Festival weather
Sometimes it feels like rain clouds love festivals as much as punters do. Here's what to do when they turn up.
Be careful out there
Bad weather is a hazard of the festival season. There's nothing anyone can do to prevent a turn for the worst, but you can arrive prepared to make the most of the experience no matter what mud bath you find:
- Pack for wet weather: Even if the forecast is for sunshine, it's good to be prepared. There's no need to tool up with the latest in waterproof protection, but a cagoule and a decent pair of boots/sturdy shoes could just save your festival enjoyment. Other essentials include a spare pair of socks, sleeping bag and, as always, condoms. Who knows? In the absence of any carrier bags and elastic bands, to protect your feet in boggy weather you could always use your rubbers instead - the only form of contraception to protect against pregnancy, STIs and, erm, trenchfoot;
- Bring a brolly: Why not? Just because you look like you should be at Wimbledon and not the World Stage, at least you'll keep yourself dry;
- Pitch your tent wisely: It's good camping practice to avoid pitching your tent on the bank of a stream or a river, in a dell, under trees or slap bang in front of the main stage.
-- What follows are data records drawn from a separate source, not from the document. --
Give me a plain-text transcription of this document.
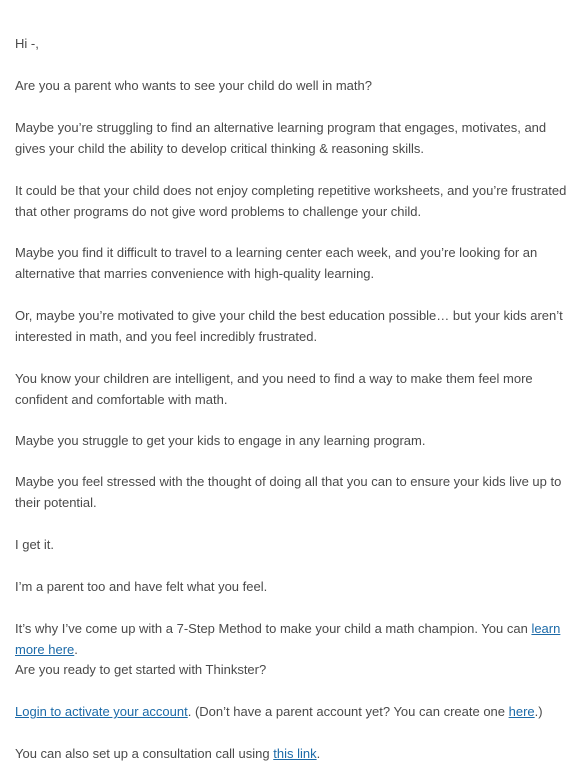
Hi -,

Are you a parent who wants to see your child do well in math?

Maybe you’re struggling to find an alternative learning program that engages, motivates, and gives your child the ability to develop critical thinking & reasoning skills.

It could be that your child does not enjoy completing repetitive worksheets, and you’re frustrated that other programs do not give word problems to challenge your child.

Maybe you find it difficult to travel to a learning center each week, and you’re looking for an alternative that marries convenience with high-quality learning.

Or, maybe you’re motivated to give your child the best education possible… but your kids aren’t interested in math, and you feel incredibly frustrated.

You know your children are intelligent, and you need to find a way to make them feel more confident and comfortable with math.

Maybe you struggle to get your kids to engage in any learning program.

Maybe you feel stressed with the thought of doing all that you can to ensure your kids live up to their potential.

I get it.

I’m a parent too and have felt what you feel.

It’s why I’ve come up with a 7-Step Method to make your child a math champion. You can learn more here.

Are you ready to get started with Thinkster?

Login to activate your account. (Don’t have a parent account yet? You can create one here.)

You can also set up a consultation call using this link.
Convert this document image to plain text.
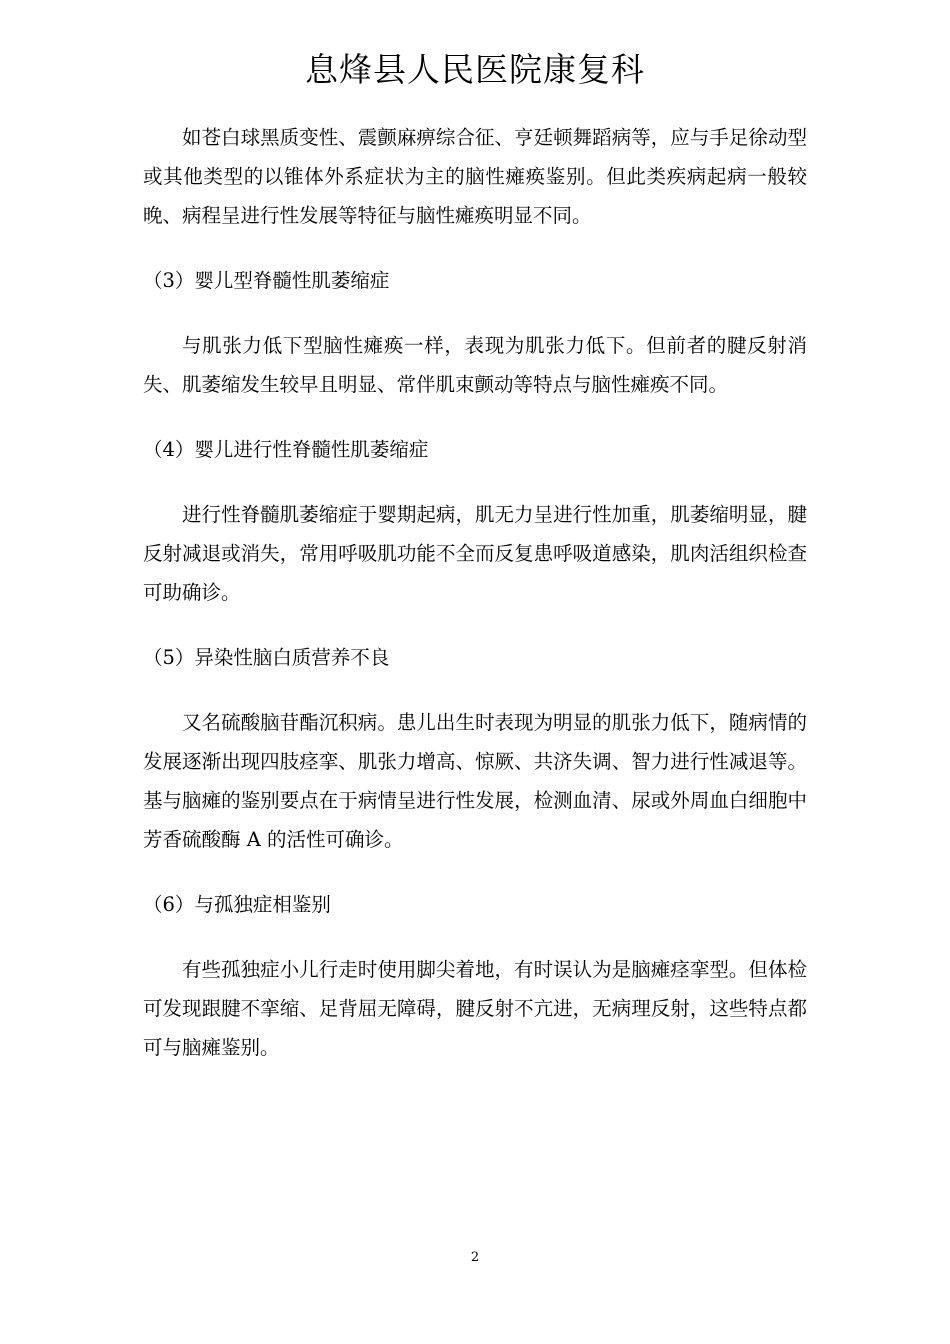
息烽县人民医院康复科

如苍白球黑质变性、震颤麻痹综合征、亨廷顿舞蹈病等，应与手足徐动型或其他类型的以锥体外系症状为主的脑性瘫痪鉴别。但此类疾病起病一般较晚、病程呈进行性发展等特征与脑性瘫痪明显不同。

（3）婴儿型脊髓性肌萎缩症

与肌张力低下型脑性瘫痪一样，表现为肌张力低下。但前者的腱反射消失、肌萎缩发生较早且明显、常伴肌束颤动等特点与脑性瘫痪不同。

（4）婴儿进行性脊髓性肌萎缩症

进行性脊髓肌萎缩症于婴期起病，肌无力呈进行性加重，肌萎缩明显，腱反射减退或消失，常用呼吸肌功能不全而反复患呼吸道感染，肌肉活组织检查可助确诊。

（5）异染性脑白质营养不良

又名硫酸脑苷酯沉积病。患儿出生时表现为明显的肌张力低下，随病情的发展逐渐出现四肢痉挛、肌张力增高、惊厥、共济失调、智力进行性减退等。基与脑瘫的鉴别要点在于病情呈进行性发展，检测血清、尿或外周血白细胞中芳香硫酸酶 A 的活性可确诊。

（6）与孤独症相鉴别

有些孤独症小儿行走时使用脚尖着地，有时误认为是脑瘫痉挛型。但体检可发现跟腱不挛缩、足背屈无障碍，腱反射不亢进，无病理反射，这些特点都可与脑瘫鉴别。

2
Anywhere that water gathers could mean returning to your tent to find nothing but ducks, just look at those poor drowned tents at Glastonbury 2005. Pitching where crowds gather also risks returning to find your tent in trampled tatters;
- Avoid romping in mud baths: OK, so you might be snapped by one of the national newspapers, looking for a way to sum up this year's washout, but it isn't big or clever; you risk coming into contact with all kinds of bacteria, and you'll have to stay like that until the end of the festival. Just grow up. Step around it and walk on with your pride intact (as well as dry pants). Or don't!;
- Think layers: Whether it's raining, cold or both, aim to wear several thin layers, rather than one chunky top - it'll help let your skin breathe and make drying clothes much easier - whether you're hanging stuff in your tent or simply hanging out for a break in the clouds;
- Take your boots off: before you clamber into your tent. It's your one and only place where you can escape from the wet, and you need to keep it as damp-free as you can. Bring your boots in with you, of course, to avoid those thieving boot-fairies and/or their mischievous urinary habits - just place them on some newspaper to prevent any other kind of puddling;
How to have fun when it's raining:
- Strip off, face the Heavens, and blag a free shower: Beats queuing up to be hosed down by hippies in the Communal Shower Area;
- Make friends with the mud: OK, so nobody wants it to rain during a festival, but if it happens then go with it. There's no point mincing about trying to avoid getting speckled with mud. Relax. Be at one with God's soil. It isn't going to kill you, is it?;
- Build a swimming pool: Before you set off for your chosen festival, nip down to the DIY centre and buy the kind of plastic sheeting normally used for protecting carpets from paint. Then, if it rains, simply lay it out on the grass in front of your tent, raise the edges with beer cans, boots and other people's rucksacks, then watch it fill up. Within hours, you'll be the envy of your manky neighbours. Even more so if the sun finally shines!;
- Bottle water and flog it: Bring out your entrepreneurial side, and put your old beer bottles to good use. Just line them up around your tent, then head out into the deluge to pick up some corks. Eau de Festivale may not be flavour of the month just yet, but get in there first and you could clean up!